In investing there is a lot of jargon and in order to understand the recommendations which I will make when I work with you, it is important that you understand what various terms mean.
A risk adjusted measure of the “excess return” provided by an investment compared with a benchmark. Alpha can be positive, negative, or zero. For example, if a fund has a benchmark of the JSE All Share Index and the fund returns 10% over a period, whilst then Index returns 7%, then the alpha of the fund over the period was 3%.
In investing, your assets are the securities which you own.
In investing, an asset class is a group of securities which have similar characteristics. Major asset classes include equities (shares, stocks), bonds, cash, foreign currencies, real estate (property) and commodities. Many of the asset classes can be sub-divided into sub-classes. For example, bonds can be divided into government bonds, inflation-linked bonds etc… Commodities can be divided into gold, copper, oil, wheat etc..

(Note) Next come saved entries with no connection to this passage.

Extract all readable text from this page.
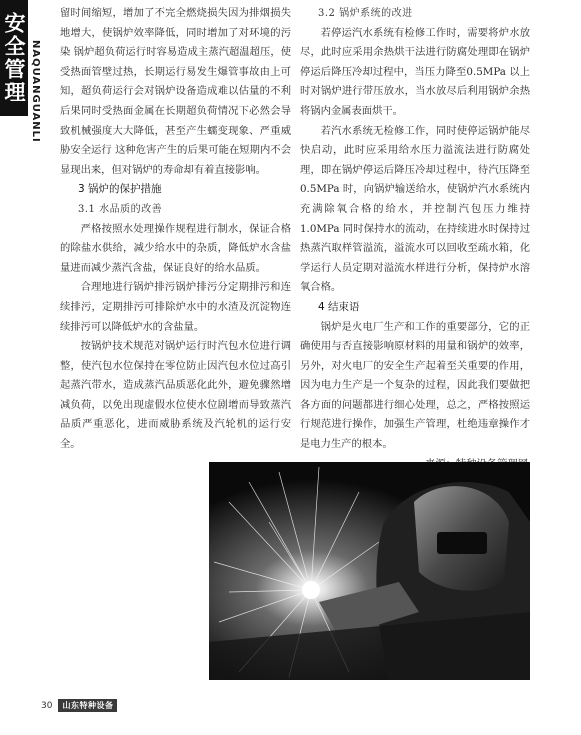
安全管理 NAQUANGUANLI

留时间缩短，增加了不完全燃烧损失因为排烟损失地增大，使锅炉效率降低，同时增加了对环境的污染 锅炉超负荷运行时容易造成主蒸汽超温超压，使受热面管壁过热，长期运行易发生爆管事故由上可知，超负荷运行会对锅炉设备造成难以估量的不利后果同时受热面金属在长期超负荷情况下必然会导致机械强度大大降低，甚至产生蠕变现象、严重威胁安全运行 这种危害产生的后果可能在短期内不会显现出来，但对锅炉的寿命却有着直接影响。

3 锅炉的保护措施
3.1 水品质的改善

严格按照水处理操作规程进行制水，保证合格的除盐水供给，减少给水中的杂质，降低炉水含盐量进而减少蒸汽含盐，保证良好的给水品质。

合理地进行锅炉排污锅炉排污分定期排污和连续排污，定期排污可排除炉水中的水渣及沉淀物连续排污可以降低炉水的含盐量。

按锅炉技术规范对锅炉运行时汽包水位进行调整，使汽包水位保持在零位防止因汽包水位过高引起蒸汽带水，造成蒸汽品质恶化此外，避免骤然增减负荷，以免出现虚假水位使水位剧增而导致蒸汽品质严重恶化，进而威胁系统及汽轮机的运行安全。

3.2 锅炉系统的改进

若停运汽水系统有检修工作时，需要将炉水放尽，此时应采用余热烘干法进行防腐处理即在锅炉停运后降压冷却过程中，当压力降至0.5MPa 以上时对锅炉进行带压放水，当水放尽后利用锅炉余热将锅内金属表面烘干。

若汽水系统无检修工作，同时使停运锅炉能尽快启动，此时应采用给水压力溢流法进行防腐处理，即在锅炉停运后降压冷却过程中，待汽压降至 0.5MPa 时，向锅炉输送给水，使锅炉汽水系统内充满除氧合格的给水，并控制汽包压力维持 1.0MPa 同时保持水的流动，在持续进水时保持过热蒸汽取样管溢流，溢流水可以回收至疏水箱，化学运行人员定期对溢流水样进行分析，保持炉水溶氧合格。

4 结束语

锅炉是火电厂生产和工作的重要部分，它的正确使用与否直接影响原材料的用量和锅炉的效率，另外，对火电厂的安全生产起着至关重要的作用，因为电力生产是一个复杂的过程，因此我们要做把各方面的问题都进行细心处理，总之，严格按照运行规范进行操作，加强生产管理，杜绝违章操作才是电力生产的根本。

30	山东特种设备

Two of the most important characteristics of an asset class are its volatility and return characteristics. It is a commonly known that the greater the risk, the greater the return. This can be illustrated by looking at, for example, at South African equities and bonds (although the characteristics are largely the same no matter which major country you look at over time).
Over the long-term, South African equities have delivered the highest real (above inflation) returns of the major asset classes. Since 1925 the average real return from equities has been about 7.9% per year, with the highest calendar return of 93.7% (1979) and the lowest calendar year return of -26.4% (1970). On the other hand, South African bonds have delivered a real return of about 1.7% per year over the same period, with the highest calendar return of 36% (1986) and the lowest of -9% (1994). Cash has averaged a real return of 0.8% per year. (Source: Old Mutual)
From this information it is clear that the asset class which has been the best performer over the long-term (equities) has also been the riskiest over the short-term. Cash has been the least risky over the short-term but then has delivered the lowest average real return over time.
In investing your asset allocation is the split of your portfolio between the various asset classes. For example, your asset allocation may be 50% local equities, 25% foreign equities, 10% bonds, 10% real estate and 10% cash.
Your asset allocation is THE greatest predictor of your investment characteristics and outcomes
In investing, your asset allocation is the single greatest predictor of your investment characteristics and outcomes. In order to meet your investment objectives, the single most important thing to get right is the correct asset allocation.
Various pieces of research have concluded that a portfolio’s asset allocation explains the majority of a portfolio’s return variability. For investors who hold broadly diversified portfolios, asset allocation is the primary driver of return variability. In fact, around 88% of your returns over time can be explained by your asset allocation over the investment period and the balance of your returns can be explained by the individual securities, funds, tactical tilts and the like over time.
Determining the appropriate asset allocation for each individual investor and ensuring that the asset allocation is largely maintained over time is a crucial responsibility of the investor and the financial adviser.
In investing, we regard the asset manager (portfolio manager, fund manager) as the company and or person who makes the investment decisions in regard to an amount of investment capital.
In South Africa, asset management companies (Manco’s) are obliged to be registered with an approved by the Financial Services Board (FSB). They are also regulated and represented by the Association for Savings and Investment South Africa (ASISA).
These MANCOs employ individuals and teams (who act as asset managers) to manage unit trust funds and other individual or collective investment portfolios on their behalf.
These funds and portfolios are managed in terms of mandates which describe and define what the funds can invest in and how they must be managed. They will also usually describe the portfolio’s benchmark and objectives. It is the responsibility of the asset managers to ensure that they comply with the mandate at all times and execute their functions within their mandate to meet the fund or portfolio’s objectives.